During the open house yesterday we felt sadness and sympathy for Layne Helton, who is our excavating subcontractor for the museum addition. He came by to tell me that his mother had just passed away this morning. Funeral arrangements have not been announced as yet since Layne was trying to notify relatives including his sister Joyce. Layne has been especially helpful to us in the building process, has worked late some nights, worked in inclement weather, and even this morning early came over to spread gravel at the north entrance. He has had a natural interest and concern for our building project being a native of the area and having gone to school in Tuscumbia. He and I were one year apart in school. Our hearts and prayers go out to Layne and the family.
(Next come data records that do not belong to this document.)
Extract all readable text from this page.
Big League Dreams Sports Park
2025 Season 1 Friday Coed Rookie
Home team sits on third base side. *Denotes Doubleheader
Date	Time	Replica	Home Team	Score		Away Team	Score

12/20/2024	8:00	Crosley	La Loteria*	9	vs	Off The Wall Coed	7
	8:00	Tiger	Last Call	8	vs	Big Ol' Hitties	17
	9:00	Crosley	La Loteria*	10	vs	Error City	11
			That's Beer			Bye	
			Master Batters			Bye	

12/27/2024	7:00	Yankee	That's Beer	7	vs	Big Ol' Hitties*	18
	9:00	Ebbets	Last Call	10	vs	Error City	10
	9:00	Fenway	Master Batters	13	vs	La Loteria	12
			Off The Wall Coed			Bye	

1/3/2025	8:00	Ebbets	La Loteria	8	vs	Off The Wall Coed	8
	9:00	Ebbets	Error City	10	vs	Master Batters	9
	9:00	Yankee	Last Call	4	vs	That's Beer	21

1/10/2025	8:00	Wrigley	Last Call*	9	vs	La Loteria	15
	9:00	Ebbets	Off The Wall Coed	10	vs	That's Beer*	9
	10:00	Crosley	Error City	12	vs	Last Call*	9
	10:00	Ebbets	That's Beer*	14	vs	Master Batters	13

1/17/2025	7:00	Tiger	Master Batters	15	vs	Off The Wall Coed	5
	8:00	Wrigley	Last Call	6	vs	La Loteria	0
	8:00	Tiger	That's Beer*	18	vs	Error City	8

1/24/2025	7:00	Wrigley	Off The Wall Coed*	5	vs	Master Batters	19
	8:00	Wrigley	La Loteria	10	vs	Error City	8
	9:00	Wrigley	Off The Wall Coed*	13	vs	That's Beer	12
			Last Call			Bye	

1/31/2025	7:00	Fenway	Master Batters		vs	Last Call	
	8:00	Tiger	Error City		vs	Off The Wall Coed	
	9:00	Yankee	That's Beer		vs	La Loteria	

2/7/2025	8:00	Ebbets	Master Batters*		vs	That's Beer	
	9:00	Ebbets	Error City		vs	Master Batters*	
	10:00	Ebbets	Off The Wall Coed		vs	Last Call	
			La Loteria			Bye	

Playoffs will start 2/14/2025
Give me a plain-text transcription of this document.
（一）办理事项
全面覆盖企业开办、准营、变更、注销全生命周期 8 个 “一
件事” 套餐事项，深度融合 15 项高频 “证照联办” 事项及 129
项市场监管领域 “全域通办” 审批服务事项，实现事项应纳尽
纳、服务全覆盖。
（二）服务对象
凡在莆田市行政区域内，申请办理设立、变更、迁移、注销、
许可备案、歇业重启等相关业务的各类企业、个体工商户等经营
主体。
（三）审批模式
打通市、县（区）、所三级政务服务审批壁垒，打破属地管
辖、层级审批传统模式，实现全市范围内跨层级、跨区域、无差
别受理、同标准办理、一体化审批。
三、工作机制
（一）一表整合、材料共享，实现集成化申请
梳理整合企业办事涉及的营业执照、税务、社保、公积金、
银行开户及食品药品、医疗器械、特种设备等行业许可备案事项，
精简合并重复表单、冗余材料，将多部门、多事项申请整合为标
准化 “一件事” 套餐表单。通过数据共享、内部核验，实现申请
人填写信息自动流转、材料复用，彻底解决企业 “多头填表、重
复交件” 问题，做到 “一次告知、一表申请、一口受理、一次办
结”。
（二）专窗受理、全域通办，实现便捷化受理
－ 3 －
Very early yesterday morning the construction crew had removed all the concrete forms and opened an entrance on the north end for a doorway. The concrete was etched to give it a pleasant appearance on the facade. About midmorning a couple of the workers on the crew came by and graciously removed a worn out heavy metal file for us to take to the dump. The next steps for the construction process will be to pour the concrete floor, finish the plumbing for water and sewer, and then progress to framing.
May 05, 2007
This week has seen much progress in our construction at the museum (see attached photos). I was at the museum late Thursday and took the picture of Layne and Dink who had worked hard in the rain to get the temporary water and sewage finished for our open house Saturday. Then I went back today and saw that Bennett Helton and Ron Clement had returned to pour the walls. Now things will start to come into place in a hurry since Paul Holder and his crew can start the building progress. I talked with Matt Beanland tonight at the site and he said the new well and capping of the old well came in well under his estimate. His family has been in the well business for well over a hundred years in this area.